For decades now the economic strategy of Pakistan has revolved around macroeconomic stability and policy choices, gains from globalization and demographic dividend which have failed to generate pro-poor growth and poverty reduction. The IMF program with its primary short term focus on macro-adjustment carries the huge risk of further inflation, reduced unemployment, and escalating poverty even further. The rural farm economy within which agriculture operates is also severely constrained by a host of problems such as lack of quality, information asymmetry, low human capital, inability to access markets, lack of access to finance and lack of competitiveness. On top of this is data presented to us that misinforms us because it is not triangulated and often leads to unrealistic conclusions. For instance our calculations of poverty levels are overoptimistic and do not account for phenomena such as malnutrition or purchasing power. Strange processes such as “backtracking” to determine economic trends are exercised by our public statisticians but this is unacceptable. He urged the students to critically examine economic statistics and demand data that is reliable.
According to Dr. Sohail we need to look at local solutions for improving our development. For instance given we are experiencing a youth bulge, a majority which are uneducated and unskilled, we can connect them to Higher Education Institutes through their skilled and educated compatriots. Students at HEIs across the country can act as interlocutors and agents of change where the HEI’s can help provide knowledge capacity building and connectivity and address information asymmetries. A network of social entrepreneurs can then be created whereby HEI’s connect to rural areas as well through their student body. These groups are linked across the districts of Pakistan whereby HEI’s provide the necessary business incubation needs while social entrepreneurs in turn commit to employing local inhabitants and use of local materials and markets, to fair business practices and to adopting one school, one BHU or one Mohallah etc. for their businesses. Such a program creates groups of entrepreneurs that are selected through advertised competition for a combination of innovative employment generating business ideas based on districts needs and niche comparative advantage and proposal for socially responsible activity that the group will commit to undertake. Dr. Sohail calls this proposal “Umeed, the Young Entrepreneurs Program”.

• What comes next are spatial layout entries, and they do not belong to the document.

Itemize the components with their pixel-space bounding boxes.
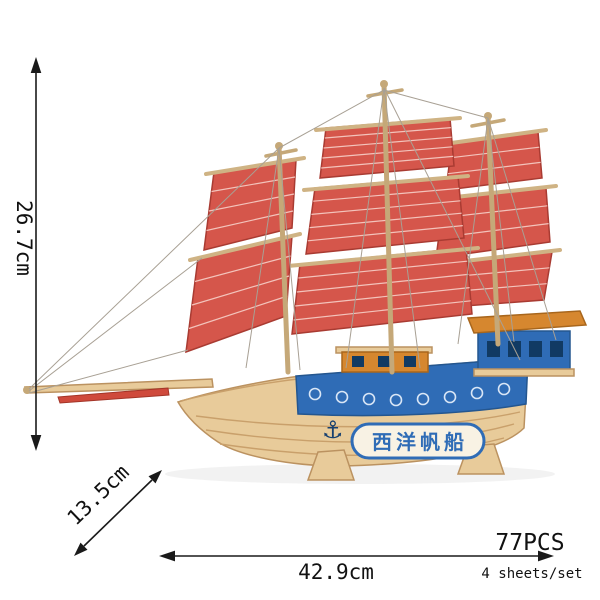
fore-sails <box>185 156 306 354</box>
stern-cabin-roof <box>466 310 588 334</box>
yard-spar <box>204 156 306 176</box>
sail-stripes <box>293 260 471 321</box>
ground-shadow <box>165 464 555 484</box>
sail-stripes <box>188 255 291 330</box>
cabin-window <box>352 356 364 367</box>
depth-arrow-line <box>83 479 153 547</box>
nameplate-text: 西洋帆船 <box>372 430 468 454</box>
main-sails <box>286 116 480 335</box>
display-stand <box>306 443 506 481</box>
yard-spar <box>314 116 462 132</box>
arrow-upright-icon <box>148 470 162 484</box>
mast-top-knob <box>275 142 283 150</box>
height-label: 26.7cm <box>12 200 36 276</box>
nameplate-plate <box>350 422 486 460</box>
wave-pattern <box>308 382 511 407</box>
mizzenmast <box>485 113 501 347</box>
fore-sail-lower <box>185 235 293 354</box>
foremast <box>276 143 291 375</box>
depth-label: 13.5cm <box>63 460 134 530</box>
bowsprit <box>23 378 214 404</box>
bowsprit-red-spar <box>57 387 170 404</box>
bowsprit-tip-knob <box>23 386 31 394</box>
masts <box>264 80 506 375</box>
product-specs: 77PCS 4 sheets/set <box>481 530 582 582</box>
arrow-up-icon <box>30 57 42 73</box>
arrow-downleft-icon <box>74 542 88 556</box>
arrow-left-icon <box>159 550 175 562</box>
stand-leg-front <box>306 449 356 481</box>
sheets-label: 4 sheets/set <box>481 566 582 582</box>
mast-top-knob <box>380 80 388 88</box>
yard-spar <box>442 128 548 146</box>
nameplate: 西洋帆船 <box>350 422 486 460</box>
rigging-lines <box>28 87 557 394</box>
stern-cabin-window <box>550 341 563 357</box>
dimension-width: 42.9cm <box>159 550 554 584</box>
dimension-depth: 13.5cm <box>63 460 162 556</box>
anchor-icon: ⚓ <box>322 416 344 444</box>
stern-deck-trim <box>473 368 575 377</box>
ship-illustration: ⚓ 西洋帆船 <box>23 80 588 481</box>
main-sail-lower <box>291 247 473 335</box>
arrow-down-icon <box>30 435 42 451</box>
yard-spar <box>286 246 480 268</box>
width-label: 42.9cm <box>298 560 374 584</box>
mast-top-knob <box>484 112 492 120</box>
dimension-height: 26.7cm <box>12 57 42 451</box>
piece-count-label: 77PCS <box>495 530 564 556</box>
stern-cabin-window <box>529 341 542 357</box>
mainmast <box>381 81 395 375</box>
cabin-window <box>404 356 416 367</box>
cabin-window <box>378 356 390 367</box>
arrow-right-icon <box>538 550 554 562</box>
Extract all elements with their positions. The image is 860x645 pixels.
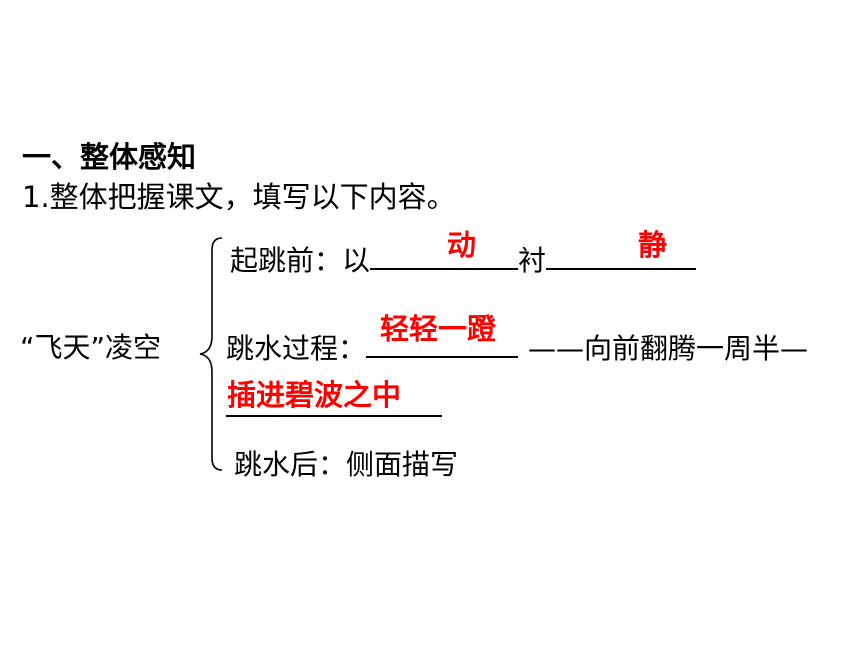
blank-1 <box>370 238 519 270</box>
blank-2 <box>546 238 697 270</box>
after-jump-label: 跳水后：侧面描写 <box>234 448 459 481</box>
blank-4 <box>226 415 442 417</box>
row-during-jump: 跳水过程： ——向前翻腾一周半— <box>226 326 808 367</box>
row-before-jump: 起跳前：以 衬 <box>230 238 697 279</box>
topic-label: “飞天”凌空 <box>20 331 162 364</box>
during-jump-label: 跳水过程： <box>226 332 367 365</box>
before-jump-label: 起跳前：以 <box>230 244 371 277</box>
answer-jing: 静 <box>638 228 668 262</box>
during-jump-middle: ——向前翻腾一周半— <box>528 332 809 365</box>
task-instruction: 1.整体把握课文，填写以下内容。 <box>22 180 456 214</box>
blank-3 <box>366 326 519 358</box>
curly-brace-icon <box>199 237 223 471</box>
answer-chajin-bibo: 插进碧波之中 <box>227 378 402 412</box>
section-heading: 一、整体感知 <box>22 140 197 174</box>
answer-dong: 动 <box>447 228 477 262</box>
answer-qingqing-yi-deng: 轻轻一蹬 <box>380 312 497 346</box>
before-jump-connector: 衬 <box>518 244 547 277</box>
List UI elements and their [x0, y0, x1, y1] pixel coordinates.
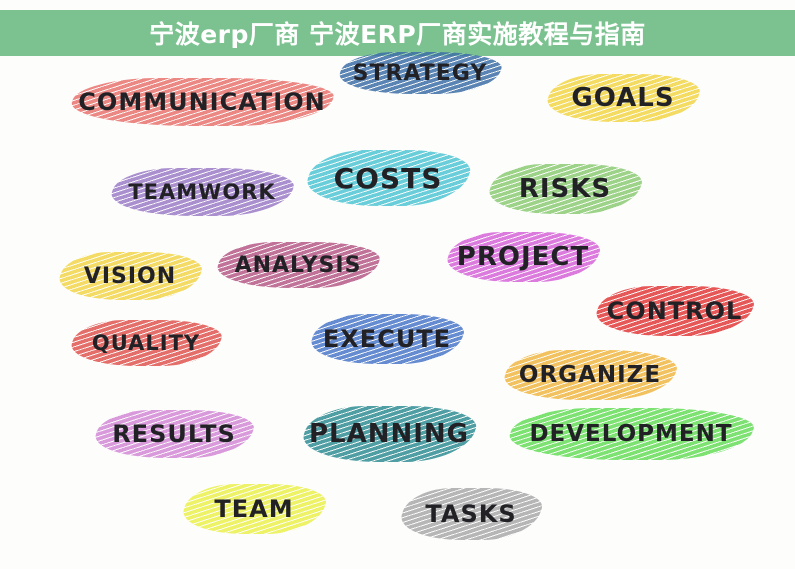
- word-label: Organize: [518, 362, 662, 388]
- word-planning: Planning: [294, 406, 484, 462]
- word-organize: Organize: [496, 350, 684, 400]
- word-label: Control: [606, 297, 743, 325]
- word-quality: Quality: [64, 320, 228, 366]
- title-banner: 宁波erp厂商 宁波ERP厂商实施教程与指南: [0, 10, 795, 56]
- word-development: Development: [501, 408, 761, 460]
- banner-title: 宁波erp厂商 宁波ERP厂商实施教程与指南: [149, 20, 646, 49]
- word-team: Team: [175, 484, 333, 534]
- word-label: Costs: [333, 161, 443, 195]
- word-results: Results: [88, 410, 260, 458]
- word-control: Control: [588, 286, 761, 336]
- word-label: Strategy: [352, 60, 488, 86]
- word-label: Project: [456, 242, 590, 272]
- word-label: Execute: [322, 325, 452, 353]
- word-teamwork: Teamwork: [104, 168, 300, 216]
- word-label: Quality: [91, 331, 201, 355]
- word-label: Tasks: [425, 500, 517, 528]
- word-vision: Vision: [52, 252, 208, 300]
- word-label: Goals: [571, 83, 675, 113]
- word-risks: Risks: [481, 164, 649, 214]
- word-label: Risks: [518, 174, 612, 204]
- word-execute: Execute: [303, 314, 471, 364]
- word-analysis: Analysis: [210, 242, 386, 288]
- word-goals: Goals: [540, 74, 706, 122]
- word-label: Communication: [78, 88, 326, 116]
- word-label: Planning: [308, 419, 470, 449]
- word-tasks: Tasks: [393, 488, 549, 540]
- word-label: Team: [214, 495, 294, 523]
- word-communication: Communication: [64, 78, 340, 126]
- word-project: Project: [439, 232, 607, 282]
- word-costs: Costs: [298, 150, 478, 206]
- word-label: Analysis: [234, 252, 362, 278]
- word-strategy: Strategy: [333, 52, 507, 94]
- word-label: Teamwork: [128, 180, 276, 204]
- word-label: Vision: [83, 263, 177, 289]
- word-label: Results: [112, 420, 236, 448]
- word-label: Development: [529, 421, 733, 447]
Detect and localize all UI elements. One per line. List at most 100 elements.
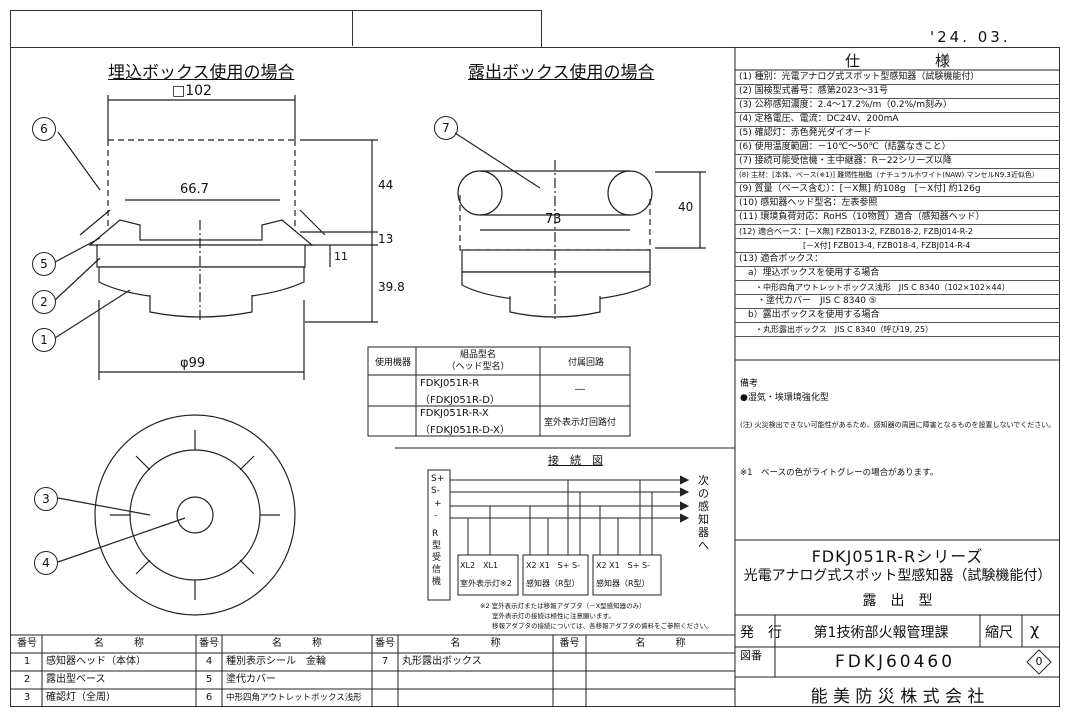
company-name: 能 美 防 災 株 式 会 社: [810, 687, 985, 707]
spec-row-12: (12) 適合ベース：[－X無] FZB013-2, FZB018-2, FZB…: [735, 225, 1060, 239]
part-no-6: 6: [205, 692, 213, 703]
part-name-3: 確認灯（全周）: [46, 692, 116, 703]
spec-row-2: (2) 国検型式番号：感第2023～31号: [735, 85, 1060, 99]
spec-row-14: (13) 適合ボックス：: [735, 253, 1060, 267]
revision-number: 0: [1035, 655, 1043, 668]
drawing-label: 図番: [740, 649, 762, 662]
spec-row-11: (11) 環境負荷対応：RoHS（10物質）適合（感知器ヘッド）: [735, 211, 1060, 225]
box2-label: 感知器（R型）: [526, 579, 580, 588]
parts-header-name-3: 名 称: [450, 638, 501, 649]
combo-header-model: 組品型名 （ヘッド型名）: [446, 350, 510, 372]
dim-40: 40: [678, 200, 694, 214]
parts-header-no-1: 番号: [17, 638, 37, 649]
combo-row2-model: FDKJ051R-R-X: [420, 408, 489, 419]
receiver-label: R型受信機: [432, 529, 442, 587]
embedded-side-view: [54, 95, 378, 380]
parts-table-lines: [10, 634, 735, 707]
part-no-5: 5: [205, 674, 213, 685]
callout-3: 3: [34, 487, 58, 511]
header-divider: [352, 10, 353, 46]
part-no-3: 3: [23, 692, 31, 703]
wiring-note-a: ※2 室外表示灯または移報アダプタ（－X型感知器のみ）: [480, 602, 646, 610]
spec-row-18: b）露出ボックスを使用する場合: [735, 309, 1060, 323]
remarks-note: (注) 火災検出できない可能性があるため、感知器の周囲に障害となるものを設置しな…: [740, 421, 1056, 429]
spec-row-15: a）埋込ボックスを使用する場合: [735, 267, 1060, 281]
terminal-s-minus: S-: [431, 486, 440, 496]
dim-13: 13: [378, 232, 394, 246]
parts-header-name-2: 名 称: [272, 638, 322, 649]
parts-header-no-4: 番号: [559, 638, 580, 649]
remarks-label: 備考: [740, 379, 759, 389]
spec-row-5: (5) 確認灯：赤色発光ダイオード: [735, 127, 1060, 141]
spec-row-16: ・中形四角アウトレットボックス浅形 JIS C 8340（102×102×44）: [735, 281, 1060, 295]
callout-2: 2: [32, 290, 56, 314]
wiring-note-b: 室外表示灯の接続は極性に注意願います。: [492, 612, 615, 620]
spec-row-17: ・塗代カバー JIS C 8340 ⑤: [735, 295, 1060, 309]
parts-header-no-2: 番号: [199, 638, 219, 649]
dim-73: 73: [545, 212, 562, 227]
spec-title: 仕 様: [844, 52, 950, 70]
combo-header-circuit: 付属回路: [567, 358, 604, 368]
wiring-title: 接 続 図: [548, 454, 603, 467]
spec-list: (1) 種別：光電アナログ式スポット型感知器（試験機能付） (2) 国検型式番号…: [735, 71, 1060, 341]
spec-row-7: (7) 接続可能受信機・主中継器：R－22シリーズ以降: [735, 155, 1060, 169]
spec-row-8: (8) 主材：[本体、ベース(※1)] 難燃性樹脂（ナチュラルホワイト(NAW)…: [735, 169, 1060, 183]
embedded-title: 埋込ボックス使用の場合: [108, 63, 295, 83]
remarks-note1: ※1 ベースの色がライトグレーの場合があります。: [740, 468, 939, 478]
parts-header-name-1: 名 称: [94, 638, 144, 649]
terminal-s-plus: S+: [431, 474, 445, 484]
scale-value: χ: [1030, 620, 1040, 639]
part-name-6: 中形四角アウトレットボックス浅形: [226, 693, 362, 703]
box1-label: 室外表示灯※2: [460, 579, 512, 588]
spec-row-9: (9) 質量（ベース含む）：[－X無] 約108g [－X付] 約126g: [735, 183, 1060, 197]
spec-row-19: ・丸形露出ボックス JIS C 8340（呼び19, 25）: [735, 323, 1060, 337]
date-label: '24. 03.: [930, 28, 1011, 46]
part-no-7: 7: [381, 656, 389, 667]
scale-label: 縮尺: [985, 625, 1013, 641]
issue-label: 発 行: [740, 625, 782, 641]
combo-row2-head: （FDKJ051R-D-X）: [420, 425, 510, 436]
next-detector-label: 次の感知器へ: [698, 474, 709, 552]
combo-header-device: 使用機器: [374, 358, 411, 368]
dim-phi99: φ99: [180, 356, 206, 371]
combo-table-lines: [367, 346, 631, 437]
dim-11: 11: [334, 250, 348, 263]
spec-row-10: (10) 感知器ヘッド型名：左表参照: [735, 197, 1060, 211]
box1-terms: XL2 XL1: [460, 561, 499, 570]
product-type: 露 出 型: [862, 593, 933, 609]
part-name-4: 種別表示シール 金輪: [226, 656, 326, 667]
wiring-diagram: [395, 447, 735, 601]
spec-row-3: (3) 公称感知濃度：2.4～17.2%/m（0.2%/m刻み）: [735, 99, 1060, 113]
box3-label: 感知器（R型）: [596, 579, 650, 588]
callout-1: 1: [32, 328, 56, 352]
combo-row1-head: （FDKJ051R-D）: [420, 395, 500, 406]
callout-6: 6: [32, 117, 56, 141]
part-no-2: 2: [23, 674, 31, 685]
combo-row1-model: FDKJ051R-R: [420, 378, 480, 389]
spec-row-1: (1) 種別：光電アナログ式スポット型感知器（試験機能付）: [735, 71, 1060, 85]
drawing-number: FDKJ60460: [834, 652, 956, 672]
remarks-line1: ●湿気・埃環境強化型: [740, 393, 829, 403]
dim-398: 39.8: [378, 280, 405, 294]
series-name: FDKJ051R-Rシリーズ: [811, 547, 984, 566]
spec-row-4: (4) 定格電圧、電流：DC24V、200mA: [735, 113, 1060, 127]
spec-row-6: (6) 使用温度範囲：－10℃～50℃（結露なきこと）: [735, 141, 1060, 155]
wiring-note-c: 移報アダプタの接続については、各移報アダプタの資料をご参照ください。: [492, 622, 713, 630]
callout-7: 7: [434, 116, 458, 140]
right-panel-lines: [734, 47, 1060, 707]
product-name: 光電アナログ式スポット型感知器（試験機能付）: [743, 568, 1052, 584]
terminal-minus: -: [434, 511, 438, 521]
dim-box102: □102: [172, 83, 212, 99]
combo-row1-circuit: ―: [575, 384, 585, 395]
part-name-7: 丸形露出ボックス: [402, 656, 482, 667]
part-name-5: 塗代カバー: [226, 674, 276, 685]
callout-4: 4: [34, 551, 58, 575]
parts-header-name-4: 名 称: [635, 638, 686, 649]
part-no-4: 4: [205, 656, 213, 667]
part-no-1: 1: [23, 656, 31, 667]
exposed-title: 露出ボックス使用の場合: [468, 63, 655, 83]
terminal-plus: +: [434, 499, 442, 509]
part-name-1: 感知器ヘッド（本体）: [46, 656, 146, 667]
spec-row-13: [－X付] FZB013-4, FZB018-4, FZBJ014-R-4: [735, 239, 1060, 253]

This initiative can facilitate cooperation and partnership between public and private sectors and access to key factors such as financing skills and markets, it can provide development to business incubators, financial mechanisms such as credit guarantees and other SME support systems. It links demand and supply and backward and advanced regions and provides quality assurance and business confidence. Umeed can ensure development of viable commercially sustainable business models, ongoing M&E to ensure replicability and scalability, capacity development, strengthening of backward and forward linkages, promotion of venture capital, social responsibility, self reliance, self respect and hope for the youth.